CMake performs the compilation and linking steps separately and internally runs the following two commands:

nvcc   -I/usr/local/cuda/targets/x86_64-linux/include  -gencode arch=compute_60,code=sm_60 -std=c++03 -x cu -c myscript.cu -o myscript.o
g++  myscript.o -lcudadevrt -lcudart_static  -L"/usr/local/cuda/targets/x86_64-linux/lib/stubs" -L"/usr/local/cuda/targets/x86_64-linux/lib" -lcudadevrt -lcudart_static -lrt -lpthread -ldl -o myscript

For some reason, this leads to faster code for both kernel version compared to compiling with nvcc myscript.cu -o myscript, but the second kernel appears faster.

Is there anything which could explain this difference?

when compiling your code with nvcc, try this:

nvcc -gencode arch=compute_60,code=sm_60 myscript.cu -o myscript

It’s possible that that could make a difference.

1 Like

Thanks.
I tried as you said and, indeed, that’s what leads to the faster performance. That command has the same result that compiling with CMake (or with two separate commands) has.

This still does not explain how it is possible for kernel2 to be faster than kernel1 (while it should be slower).

As an additional detail, here are the results of profiling, which are independent to how I compile the scripts. I modified the loop so that they only run one time.

Kernel1 has a gld_efficiency of 59.60 and gst_efficiency of 100.00%.
Kernel2 has a gld_efficiency of 28.11% and a gst_efficiency of 33.33%.

This confirms theorethical expectations.

Its evidently a code generation issue that is fairly specific to your GPU, your CUDA version, your GPU driver version, and your code. Changing GPU, CUDA version, or CUDA driver version seems to have an effect, based on the data already accumulated in this thread.

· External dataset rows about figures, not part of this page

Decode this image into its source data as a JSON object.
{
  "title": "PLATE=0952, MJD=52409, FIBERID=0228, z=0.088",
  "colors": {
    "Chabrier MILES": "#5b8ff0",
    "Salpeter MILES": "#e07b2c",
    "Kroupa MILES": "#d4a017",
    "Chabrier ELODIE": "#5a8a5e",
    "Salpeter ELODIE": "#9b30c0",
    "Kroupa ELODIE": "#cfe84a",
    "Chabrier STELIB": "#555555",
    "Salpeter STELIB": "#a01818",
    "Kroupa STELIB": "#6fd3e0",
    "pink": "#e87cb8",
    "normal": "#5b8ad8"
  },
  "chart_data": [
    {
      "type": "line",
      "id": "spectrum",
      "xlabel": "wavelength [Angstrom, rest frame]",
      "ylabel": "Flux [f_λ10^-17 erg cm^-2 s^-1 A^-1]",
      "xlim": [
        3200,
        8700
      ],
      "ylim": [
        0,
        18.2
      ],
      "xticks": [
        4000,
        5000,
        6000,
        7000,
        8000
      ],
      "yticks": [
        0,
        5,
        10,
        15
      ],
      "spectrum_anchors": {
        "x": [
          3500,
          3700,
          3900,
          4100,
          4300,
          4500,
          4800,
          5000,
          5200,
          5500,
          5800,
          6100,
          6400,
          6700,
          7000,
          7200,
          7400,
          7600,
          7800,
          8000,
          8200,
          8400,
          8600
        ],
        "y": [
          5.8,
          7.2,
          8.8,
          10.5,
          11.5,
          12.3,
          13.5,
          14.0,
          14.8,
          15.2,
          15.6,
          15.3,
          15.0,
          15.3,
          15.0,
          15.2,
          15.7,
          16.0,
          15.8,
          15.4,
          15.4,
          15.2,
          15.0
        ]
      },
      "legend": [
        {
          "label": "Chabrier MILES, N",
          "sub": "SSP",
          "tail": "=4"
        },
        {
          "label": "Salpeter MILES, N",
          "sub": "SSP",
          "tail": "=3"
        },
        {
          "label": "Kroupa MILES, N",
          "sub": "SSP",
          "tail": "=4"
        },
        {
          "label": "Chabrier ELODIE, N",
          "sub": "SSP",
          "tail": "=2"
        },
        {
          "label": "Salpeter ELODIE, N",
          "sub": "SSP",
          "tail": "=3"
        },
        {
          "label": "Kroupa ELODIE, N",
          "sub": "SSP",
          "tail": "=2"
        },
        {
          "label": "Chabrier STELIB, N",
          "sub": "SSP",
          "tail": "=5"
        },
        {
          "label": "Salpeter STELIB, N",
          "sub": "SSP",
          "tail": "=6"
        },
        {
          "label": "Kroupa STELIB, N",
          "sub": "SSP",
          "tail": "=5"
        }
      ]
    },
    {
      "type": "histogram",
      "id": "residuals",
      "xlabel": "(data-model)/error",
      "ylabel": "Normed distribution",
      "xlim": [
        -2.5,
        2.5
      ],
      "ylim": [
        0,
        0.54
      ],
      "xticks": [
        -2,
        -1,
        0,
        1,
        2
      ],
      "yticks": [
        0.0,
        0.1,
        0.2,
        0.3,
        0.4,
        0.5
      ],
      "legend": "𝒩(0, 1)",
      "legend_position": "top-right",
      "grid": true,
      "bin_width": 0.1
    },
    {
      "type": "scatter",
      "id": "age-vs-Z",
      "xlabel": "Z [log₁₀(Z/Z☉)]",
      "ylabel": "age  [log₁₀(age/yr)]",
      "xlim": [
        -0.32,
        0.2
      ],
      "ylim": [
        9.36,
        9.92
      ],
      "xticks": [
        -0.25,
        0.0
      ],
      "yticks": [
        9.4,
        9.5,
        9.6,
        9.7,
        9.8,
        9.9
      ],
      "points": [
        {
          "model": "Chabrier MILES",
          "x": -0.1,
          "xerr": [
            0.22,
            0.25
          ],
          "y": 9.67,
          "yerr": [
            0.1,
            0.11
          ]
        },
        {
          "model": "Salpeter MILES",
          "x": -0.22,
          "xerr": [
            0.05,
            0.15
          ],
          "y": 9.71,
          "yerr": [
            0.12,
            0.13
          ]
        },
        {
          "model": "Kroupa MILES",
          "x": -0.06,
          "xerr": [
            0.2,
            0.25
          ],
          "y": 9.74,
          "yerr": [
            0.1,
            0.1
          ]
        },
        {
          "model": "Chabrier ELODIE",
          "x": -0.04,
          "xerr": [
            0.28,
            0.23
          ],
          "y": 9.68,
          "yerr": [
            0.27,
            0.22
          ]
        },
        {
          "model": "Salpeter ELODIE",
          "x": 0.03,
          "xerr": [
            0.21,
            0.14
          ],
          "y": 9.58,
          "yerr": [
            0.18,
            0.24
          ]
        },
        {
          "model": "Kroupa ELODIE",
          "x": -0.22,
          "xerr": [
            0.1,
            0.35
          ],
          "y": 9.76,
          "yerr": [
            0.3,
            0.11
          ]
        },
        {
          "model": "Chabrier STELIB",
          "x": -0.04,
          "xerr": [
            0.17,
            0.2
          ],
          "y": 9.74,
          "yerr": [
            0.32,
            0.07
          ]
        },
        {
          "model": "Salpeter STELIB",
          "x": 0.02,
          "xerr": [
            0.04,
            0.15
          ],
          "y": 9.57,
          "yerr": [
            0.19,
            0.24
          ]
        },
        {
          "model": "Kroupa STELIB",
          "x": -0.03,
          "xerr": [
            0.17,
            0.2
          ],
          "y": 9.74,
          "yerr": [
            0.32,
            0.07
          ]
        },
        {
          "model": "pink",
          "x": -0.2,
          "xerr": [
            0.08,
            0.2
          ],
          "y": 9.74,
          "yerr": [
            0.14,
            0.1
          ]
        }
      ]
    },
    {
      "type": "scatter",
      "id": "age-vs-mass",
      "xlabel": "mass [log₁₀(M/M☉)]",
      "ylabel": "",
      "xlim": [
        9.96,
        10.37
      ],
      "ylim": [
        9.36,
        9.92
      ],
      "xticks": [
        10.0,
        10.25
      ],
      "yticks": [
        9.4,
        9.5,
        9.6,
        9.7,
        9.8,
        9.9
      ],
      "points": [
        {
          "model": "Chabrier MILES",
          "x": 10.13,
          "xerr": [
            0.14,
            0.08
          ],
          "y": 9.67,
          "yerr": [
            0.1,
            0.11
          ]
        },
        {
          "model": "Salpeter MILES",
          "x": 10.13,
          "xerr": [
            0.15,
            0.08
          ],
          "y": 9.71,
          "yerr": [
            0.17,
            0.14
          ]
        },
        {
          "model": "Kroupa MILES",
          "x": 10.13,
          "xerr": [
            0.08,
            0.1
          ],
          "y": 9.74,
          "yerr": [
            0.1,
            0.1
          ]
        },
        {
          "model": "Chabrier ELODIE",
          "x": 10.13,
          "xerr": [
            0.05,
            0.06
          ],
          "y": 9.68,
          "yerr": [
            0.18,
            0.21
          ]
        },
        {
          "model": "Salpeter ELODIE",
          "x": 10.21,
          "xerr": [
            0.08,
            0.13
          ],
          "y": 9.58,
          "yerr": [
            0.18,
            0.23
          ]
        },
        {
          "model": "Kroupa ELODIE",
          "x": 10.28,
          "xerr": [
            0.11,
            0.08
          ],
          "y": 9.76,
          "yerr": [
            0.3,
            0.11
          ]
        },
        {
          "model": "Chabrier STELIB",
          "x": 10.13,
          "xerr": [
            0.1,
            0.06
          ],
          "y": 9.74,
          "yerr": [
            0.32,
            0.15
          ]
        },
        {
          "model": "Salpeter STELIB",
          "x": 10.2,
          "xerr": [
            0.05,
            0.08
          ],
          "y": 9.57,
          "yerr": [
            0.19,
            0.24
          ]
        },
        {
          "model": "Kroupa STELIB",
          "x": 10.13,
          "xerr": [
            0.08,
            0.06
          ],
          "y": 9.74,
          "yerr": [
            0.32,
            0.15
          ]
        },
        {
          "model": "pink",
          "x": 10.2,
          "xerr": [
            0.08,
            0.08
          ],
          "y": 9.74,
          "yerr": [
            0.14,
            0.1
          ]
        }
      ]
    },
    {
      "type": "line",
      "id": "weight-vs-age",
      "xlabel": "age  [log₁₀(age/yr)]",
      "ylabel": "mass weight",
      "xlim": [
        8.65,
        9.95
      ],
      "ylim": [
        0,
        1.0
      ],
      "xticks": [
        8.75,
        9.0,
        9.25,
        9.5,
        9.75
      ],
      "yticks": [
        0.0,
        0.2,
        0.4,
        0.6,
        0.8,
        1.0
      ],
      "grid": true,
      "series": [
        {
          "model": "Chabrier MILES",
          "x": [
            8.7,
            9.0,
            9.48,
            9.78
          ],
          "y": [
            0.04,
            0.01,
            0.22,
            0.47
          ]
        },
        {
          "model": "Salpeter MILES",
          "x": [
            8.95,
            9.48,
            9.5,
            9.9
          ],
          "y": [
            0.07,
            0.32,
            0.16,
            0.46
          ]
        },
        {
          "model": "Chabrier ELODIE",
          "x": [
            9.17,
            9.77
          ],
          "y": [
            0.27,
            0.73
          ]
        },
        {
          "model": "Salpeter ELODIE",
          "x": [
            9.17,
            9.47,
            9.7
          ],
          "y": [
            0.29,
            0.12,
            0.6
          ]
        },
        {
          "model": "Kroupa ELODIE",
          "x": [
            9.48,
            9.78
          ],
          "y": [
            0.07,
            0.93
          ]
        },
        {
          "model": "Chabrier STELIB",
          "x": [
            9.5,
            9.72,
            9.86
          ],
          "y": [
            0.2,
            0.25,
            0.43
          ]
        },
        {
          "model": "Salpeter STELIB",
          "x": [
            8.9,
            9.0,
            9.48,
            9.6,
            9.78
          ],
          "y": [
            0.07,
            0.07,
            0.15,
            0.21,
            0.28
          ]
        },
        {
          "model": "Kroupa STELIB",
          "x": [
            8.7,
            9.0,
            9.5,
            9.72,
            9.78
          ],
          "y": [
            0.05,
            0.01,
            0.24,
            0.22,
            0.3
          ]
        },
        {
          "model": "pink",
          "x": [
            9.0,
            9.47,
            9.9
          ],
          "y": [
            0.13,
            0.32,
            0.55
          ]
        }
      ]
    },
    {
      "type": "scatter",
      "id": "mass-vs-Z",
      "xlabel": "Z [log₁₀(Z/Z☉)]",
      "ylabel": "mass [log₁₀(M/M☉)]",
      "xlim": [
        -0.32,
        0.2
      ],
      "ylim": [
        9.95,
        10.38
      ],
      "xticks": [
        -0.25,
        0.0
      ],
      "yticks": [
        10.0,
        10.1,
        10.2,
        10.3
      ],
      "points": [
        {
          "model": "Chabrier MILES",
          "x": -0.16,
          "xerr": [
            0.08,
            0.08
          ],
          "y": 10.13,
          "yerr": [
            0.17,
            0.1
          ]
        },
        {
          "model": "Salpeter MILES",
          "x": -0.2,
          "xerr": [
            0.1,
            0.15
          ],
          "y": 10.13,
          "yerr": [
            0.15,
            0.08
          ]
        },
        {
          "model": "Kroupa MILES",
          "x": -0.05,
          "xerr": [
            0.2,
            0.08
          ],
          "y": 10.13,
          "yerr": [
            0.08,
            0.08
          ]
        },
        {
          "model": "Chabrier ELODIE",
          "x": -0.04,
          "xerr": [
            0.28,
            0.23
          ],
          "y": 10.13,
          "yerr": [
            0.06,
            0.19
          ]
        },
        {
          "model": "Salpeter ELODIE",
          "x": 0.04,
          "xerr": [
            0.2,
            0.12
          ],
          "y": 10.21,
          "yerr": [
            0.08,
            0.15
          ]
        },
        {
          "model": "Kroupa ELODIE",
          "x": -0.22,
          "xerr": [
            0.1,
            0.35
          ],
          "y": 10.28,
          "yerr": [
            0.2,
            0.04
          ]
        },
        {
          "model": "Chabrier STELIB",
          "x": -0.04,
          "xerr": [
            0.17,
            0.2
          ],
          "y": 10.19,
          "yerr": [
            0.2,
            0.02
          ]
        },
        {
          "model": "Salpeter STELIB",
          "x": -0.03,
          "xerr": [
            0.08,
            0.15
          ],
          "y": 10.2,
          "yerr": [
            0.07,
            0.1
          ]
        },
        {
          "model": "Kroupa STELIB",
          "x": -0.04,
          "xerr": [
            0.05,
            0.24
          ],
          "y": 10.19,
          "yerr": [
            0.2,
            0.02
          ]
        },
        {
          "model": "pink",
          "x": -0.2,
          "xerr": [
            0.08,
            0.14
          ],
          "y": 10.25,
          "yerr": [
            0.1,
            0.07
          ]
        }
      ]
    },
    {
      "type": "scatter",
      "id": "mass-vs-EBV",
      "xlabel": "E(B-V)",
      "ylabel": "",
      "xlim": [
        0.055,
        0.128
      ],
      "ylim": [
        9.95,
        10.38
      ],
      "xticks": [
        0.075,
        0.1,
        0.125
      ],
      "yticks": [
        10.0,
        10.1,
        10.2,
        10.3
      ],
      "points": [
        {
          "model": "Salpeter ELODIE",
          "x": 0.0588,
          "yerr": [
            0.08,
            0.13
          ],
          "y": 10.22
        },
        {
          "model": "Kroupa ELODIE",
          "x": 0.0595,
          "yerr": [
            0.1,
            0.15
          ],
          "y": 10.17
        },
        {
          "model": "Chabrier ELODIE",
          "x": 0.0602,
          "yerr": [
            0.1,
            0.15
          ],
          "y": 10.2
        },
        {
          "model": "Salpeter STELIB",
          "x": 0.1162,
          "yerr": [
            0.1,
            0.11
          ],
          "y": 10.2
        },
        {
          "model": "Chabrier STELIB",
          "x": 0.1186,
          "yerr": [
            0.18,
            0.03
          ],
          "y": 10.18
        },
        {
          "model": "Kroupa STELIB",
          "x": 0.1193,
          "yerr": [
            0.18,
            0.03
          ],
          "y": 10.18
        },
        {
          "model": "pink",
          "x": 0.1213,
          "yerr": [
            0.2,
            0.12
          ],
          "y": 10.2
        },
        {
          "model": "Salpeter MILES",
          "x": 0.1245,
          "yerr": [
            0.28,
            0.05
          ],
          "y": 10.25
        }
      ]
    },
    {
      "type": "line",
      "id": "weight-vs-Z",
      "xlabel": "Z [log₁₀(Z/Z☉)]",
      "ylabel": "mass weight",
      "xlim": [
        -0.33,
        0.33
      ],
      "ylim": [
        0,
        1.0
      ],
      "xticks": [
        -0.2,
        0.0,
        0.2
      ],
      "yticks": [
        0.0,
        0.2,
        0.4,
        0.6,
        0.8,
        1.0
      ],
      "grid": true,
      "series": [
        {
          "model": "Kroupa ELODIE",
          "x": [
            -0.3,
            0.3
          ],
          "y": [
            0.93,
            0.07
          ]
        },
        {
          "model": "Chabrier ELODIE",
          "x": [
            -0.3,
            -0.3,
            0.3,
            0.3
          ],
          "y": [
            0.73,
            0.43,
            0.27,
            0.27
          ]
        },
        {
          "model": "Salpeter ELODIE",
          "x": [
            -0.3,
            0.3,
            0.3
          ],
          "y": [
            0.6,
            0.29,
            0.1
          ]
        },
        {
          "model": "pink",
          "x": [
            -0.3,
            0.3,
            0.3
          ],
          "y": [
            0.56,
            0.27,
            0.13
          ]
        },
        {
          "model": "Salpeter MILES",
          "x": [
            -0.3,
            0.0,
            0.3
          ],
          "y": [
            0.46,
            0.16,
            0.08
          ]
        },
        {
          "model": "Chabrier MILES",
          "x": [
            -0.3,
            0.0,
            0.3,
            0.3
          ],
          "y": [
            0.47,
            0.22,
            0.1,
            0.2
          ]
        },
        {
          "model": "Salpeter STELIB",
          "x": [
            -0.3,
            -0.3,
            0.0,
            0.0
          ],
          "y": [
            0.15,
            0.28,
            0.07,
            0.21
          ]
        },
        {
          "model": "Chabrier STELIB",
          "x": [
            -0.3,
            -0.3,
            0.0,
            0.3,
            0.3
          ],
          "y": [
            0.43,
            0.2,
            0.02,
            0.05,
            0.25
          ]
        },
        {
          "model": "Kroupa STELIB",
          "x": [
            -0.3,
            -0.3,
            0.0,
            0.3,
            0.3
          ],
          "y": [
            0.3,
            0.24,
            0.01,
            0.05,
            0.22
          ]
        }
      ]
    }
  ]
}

The usual advice in such scenarios is to update your CUDA and driver versions to the latest for your GPU. Since you can’t do that, the only other avenue is to begin the process of CUDA binary analysis, i.e. looking at the output of the compiler, rather than the inputs to the compiler. That might answer your question. However its somewhat tedious. Any results observed there would likely lead back to the same suggestion: update to the latest.

There are plenty of questions on various forums that discuss how to do binary analysis, and prinicipal tools needed are documented here.

Good luck!

I noticed the bulk data processed here is unsigned short, a 16-bit type.

I have not looked into this recently, but it used to be that processing data in chunks smaller than 32 bits lead to suboptimal performance, both because the load-store unit wasn’t optimized for narrow-width access and because some widening conversions (additional instructions) were needed because abstract C++ semantics require that data of integer types narrower than int gets widened to int first before entering into an expression.

For some simple image processing tasks with 8-bit channels I would in the past recommend loading and storing as packed RGBA (thus 32 bits) and then use four-lane SIMD vector intrinsics for packed processing, even though most of these intrinsics are emulated on GPUs newer than those based on the Kepler architecture.

You might want to conduct a roofline analysis to establish whether the performance of these two kernels is completely bound by memory bandwidth, or in fact bound by both memory bandwidth and instruction throughput.